I saw this problem recently and it is deceptively hard. The usual $\pmod{4}$ trick won't work, and indeed there will be perfect squares whose last $n$ digits will be $\underbrace{88\cdots8}_{n\text{ times}}1$ , for any $n$.
I can show that if $\underbrace{88\cdots8}_{n\text{ times}}1$ is a perfect square, $2n$ digits total, then the decimal representation of $\sqrt{8/9}$ must start with $n$ digits followed by almost that many zeroes (like $n-1$ or so). This seems preposterous, but I can't figure out how to rule it out. I've thought of using continued fractions, since there is a limit on how well $\sqrt{8/9}$ can be approximated with rationals, but I can't seem to get a tight enough inequality. Maybe someone with more expertise in Diophantine approximation can answer this?
Note: even if you can prove that there aren't infinitely many perfect squares of this form, even if you don't have a computable bound on how large they might be, I'd still be interested.
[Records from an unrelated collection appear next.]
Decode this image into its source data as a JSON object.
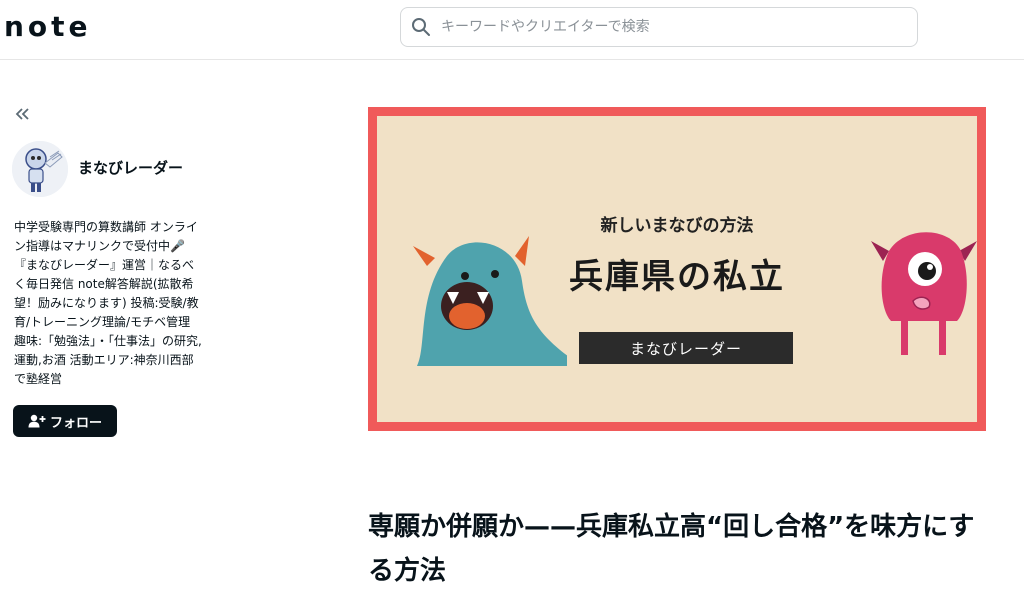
{
  "header": {
    "logo": "note",
    "search_placeholder": "キーワードやクリエイターで検索"
  },
  "sidebar": {
    "collapse_label": "«",
    "creator_name": "まなびレーダー",
    "bio": "中学受験専門の算数講師 オンライン指導はマナリンクで受付中🎤\n『まなびレーダー』運営｜なるべく毎日発信 note解答解説(拡散希望！励みになります) 投稿:受験/教育/トレーニング理論/モチベ管理 趣味:「勉強法」・「仕事法」の研究,運動,お酒 活動エリア:神奈川西部で塾経営",
    "follow_label": "フォロー"
  },
  "hero": {
    "subtitle": "新しいまなびの方法",
    "title": "兵庫県の私立",
    "band_label": "まなびレーダー",
    "colors": {
      "border": "#f05a5a",
      "background": "#f1e1c6",
      "band": "#2b2b2b",
      "monster_left": "#4fa3ad",
      "monster_right": "#d93a6b"
    }
  },
  "article": {
    "title": "専願か併願か——兵庫私立高“回し合格”を味方にする方法"
  }
}
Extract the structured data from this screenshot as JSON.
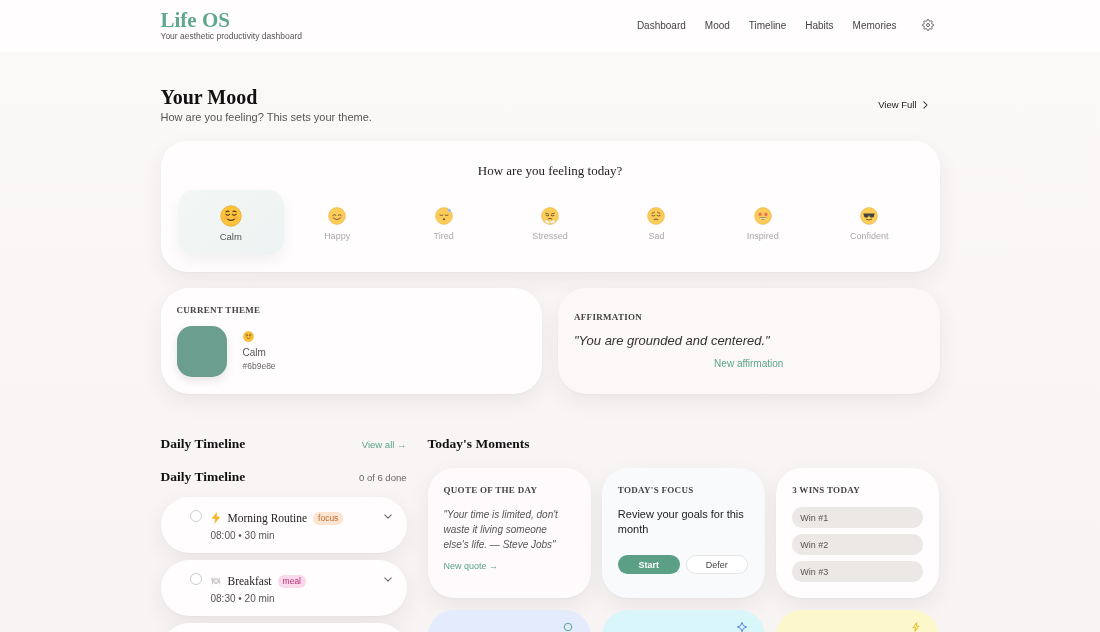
{
  "header": {
    "logo": "Life OS",
    "tagline": "Your aesthetic productivity dashboard",
    "nav": [
      "Dashboard",
      "Mood",
      "Timeline",
      "Habits",
      "Memories"
    ]
  },
  "mood_section": {
    "title": "Your Mood",
    "subtitle": "How are you feeling? This sets your theme.",
    "link": "View Full"
  },
  "mood_card": {
    "question": "How are you feeling today?",
    "moods": [
      {
        "label": "Calm",
        "kind": "relieved",
        "selected": true
      },
      {
        "label": "Happy",
        "kind": "smiling",
        "selected": false
      },
      {
        "label": "Tired",
        "kind": "sleepy",
        "selected": false
      },
      {
        "label": "Stressed",
        "kind": "steaming",
        "selected": false
      },
      {
        "label": "Sad",
        "kind": "pensive",
        "selected": false
      },
      {
        "label": "Inspired",
        "kind": "starstruck",
        "selected": false
      },
      {
        "label": "Confident",
        "kind": "sunglasses",
        "selected": false
      }
    ]
  },
  "theme_card": {
    "heading": "CURRENT THEME",
    "color": "#6b9e8e",
    "kind": "relieved",
    "name": "Calm",
    "hex": "#6b9e8e"
  },
  "affirmation_card": {
    "heading": "AFFIRMATION",
    "quote": "\"You are grounded and centered.\"",
    "link": "New affirmation"
  },
  "timeline": {
    "title": "Daily Timeline",
    "link": "View all →",
    "subtitle": "Daily Timeline",
    "progress": "0 of 6 done",
    "items": [
      {
        "kind": "bolt",
        "title": "Morning Routine",
        "tag": {
          "label": "focus",
          "color": "#fde5d2"
        },
        "meta": "08:00 • 30 min",
        "checked": false,
        "expanded": false
      },
      {
        "kind": "plate",
        "title": "Breakfast",
        "tag": {
          "label": "meal",
          "color": "#fad9ea"
        },
        "meta": "08:30 • 20 min",
        "checked": false,
        "expanded": false
      }
    ]
  },
  "moments": {
    "title": "Today's Moments",
    "quote_card": {
      "heading": "QUOTE OF THE DAY",
      "quote": "\"Your time is limited, don't waste it living someone else's life. — Steve Jobs\"",
      "link": "New quote →"
    },
    "focus_card": {
      "heading": "TODAY'S FOCUS",
      "text": "Review your goals for this month",
      "buttons": [
        {
          "label": "Start",
          "kind": "primary"
        },
        {
          "label": "Defer",
          "kind": "secondary"
        }
      ]
    },
    "wins_card": {
      "heading": "3 WINS TODAY",
      "wins": [
        {
          "placeholder": "Win #1"
        },
        {
          "placeholder": "Win #2"
        },
        {
          "placeholder": "Win #3"
        }
      ]
    },
    "lower_cards": [
      {
        "color": "#e3ebfd",
        "kind": "ring"
      },
      {
        "color": "#d9f7fb",
        "kind": "sparkle"
      },
      {
        "color": "#fdf7cc",
        "kind": "bolt"
      }
    ]
  }
}
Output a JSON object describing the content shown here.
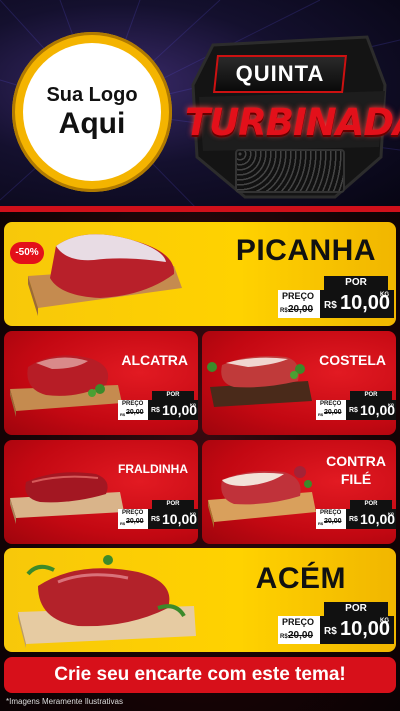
{
  "logo": {
    "line1": "Sua Logo",
    "line2": "Aqui"
  },
  "badge": {
    "top": "QUINTA",
    "bottom": "TURBINADA"
  },
  "products": [
    {
      "name": "PICANHA",
      "discount": "-50%",
      "por": "POR",
      "preco_label": "PREÇO",
      "currency_old": "R$",
      "old_price": "20,00",
      "currency": "R$",
      "price": "10,00",
      "unit": "KG"
    },
    {
      "name": "ALCATRA",
      "por": "POR",
      "preco_label": "PREÇO",
      "currency_old": "R$",
      "old_price": "20,00",
      "currency": "R$",
      "price": "10,00",
      "unit": "KG"
    },
    {
      "name": "COSTELA",
      "por": "POR",
      "preco_label": "PREÇO",
      "currency_old": "R$",
      "old_price": "20,00",
      "currency": "R$",
      "price": "10,00",
      "unit": "KG"
    },
    {
      "name": "FRALDINHA",
      "por": "POR",
      "preco_label": "PREÇO",
      "currency_old": "R$",
      "old_price": "20,00",
      "currency": "R$",
      "price": "10,00",
      "unit": "KG"
    },
    {
      "name_line1": "CONTRA",
      "name_line2": "FILÉ",
      "por": "POR",
      "preco_label": "PREÇO",
      "currency_old": "R$",
      "old_price": "20,00",
      "currency": "R$",
      "price": "10,00",
      "unit": "KG"
    },
    {
      "name": "ACÉM",
      "por": "POR",
      "preco_label": "PREÇO",
      "currency_old": "R$",
      "old_price": "20,00",
      "currency": "R$",
      "price": "10,00",
      "unit": "KG"
    }
  ],
  "cta": "Crie seu encarte com este tema!",
  "disclaimer": "*Imagens Meramente Ilustrativas",
  "colors": {
    "yellow": "#f7c80a",
    "red": "#d7101a",
    "dark": "#111111"
  }
}
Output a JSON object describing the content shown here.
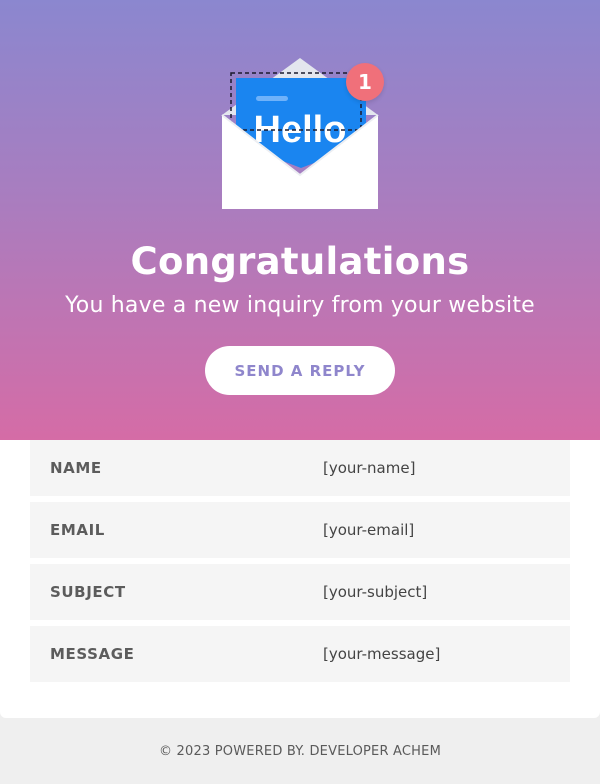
{
  "hero": {
    "illustration": {
      "icon": "envelope-icon",
      "letter_text": "Hello",
      "badge_count": "1"
    },
    "title": "Congratulations",
    "subtitle": "You have a new inquiry from your website",
    "reply_button_label": "SEND A REPLY"
  },
  "fields": [
    {
      "label": "NAME",
      "value": "[your-name]"
    },
    {
      "label": "EMAIL",
      "value": "[your-email]"
    },
    {
      "label": "SUBJECT",
      "value": "[your-subject]"
    },
    {
      "label": "MESSAGE",
      "value": "[your-message]"
    }
  ],
  "footer": {
    "text": "© 2023 POWERED BY. DEVELOPER ACHEM"
  },
  "colors": {
    "gradient_top": "#8b87cf",
    "gradient_bottom": "#d56ca6",
    "accent": "#8f86cc",
    "letter_blue": "#1a85f0",
    "badge": "#f0707a"
  }
}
The number $88\cdots81$ in general form is
$$ (10^n - 1){8 \over 9} - 7 \text{ where } n \text{ is the total number of digits.} $$
If we need this to be a perfect square, we need to solve the Diophantine equation
$$ (10^n - 1){8 \over 9} - 7 = y^2, y \in \mathbb{Z} $$
This implies
$$ y = \pm \bigg({1 \over 3} \sqrt{2^{n + 3} 5^{n} - 71}\bigg) $$
The term under the radical needs to be a perfect square for $y$ to be an integer and also a multiple of $9$. $\text{i.e.,} \exists x \in \mathbb{Z}$ such that,
$$ 2^{n + 3} 5^{n} - 71 = (3x)^2 $$
Case 1 ($n$ is even):
Since $n$ is even, we may take $n = 2m$ and rewrite the equation as
$$ 2^3(10)^{n} - 71 = (3x)^2 \\ \implies 2^3(10)^{2m} - 71 = (3x)^2 \\ \implies 8(10^m)^{2} - 71 = (3x)^2 $$
Taking $10^m = Y, 3x = X$,
$$ 8Y^{2} - X^2 = 71 $$
This is a Pell equation.
Case 2 ($n$ is odd):
Since $n$ is odd, we may take $n = 2m+1$ and rewrite the equation as
$$ 2^3(10)^{n} - 71 = (3x)^2 \\ \implies 2^3(10)^{2m+1} - 71 = (3x)^2 \\ \implies 80(10)^{2m} - 71 = (3x)^2 \\ \implies 80(10^m)^{2} - 71 = (3x)^2 $$
Taking $10^m = Y, 3x = X$,
$$ 80Y^{2} - X^2 = 71 $$
This is also a Pell equation.
We may solve those Pell equations to find solutions for $n$.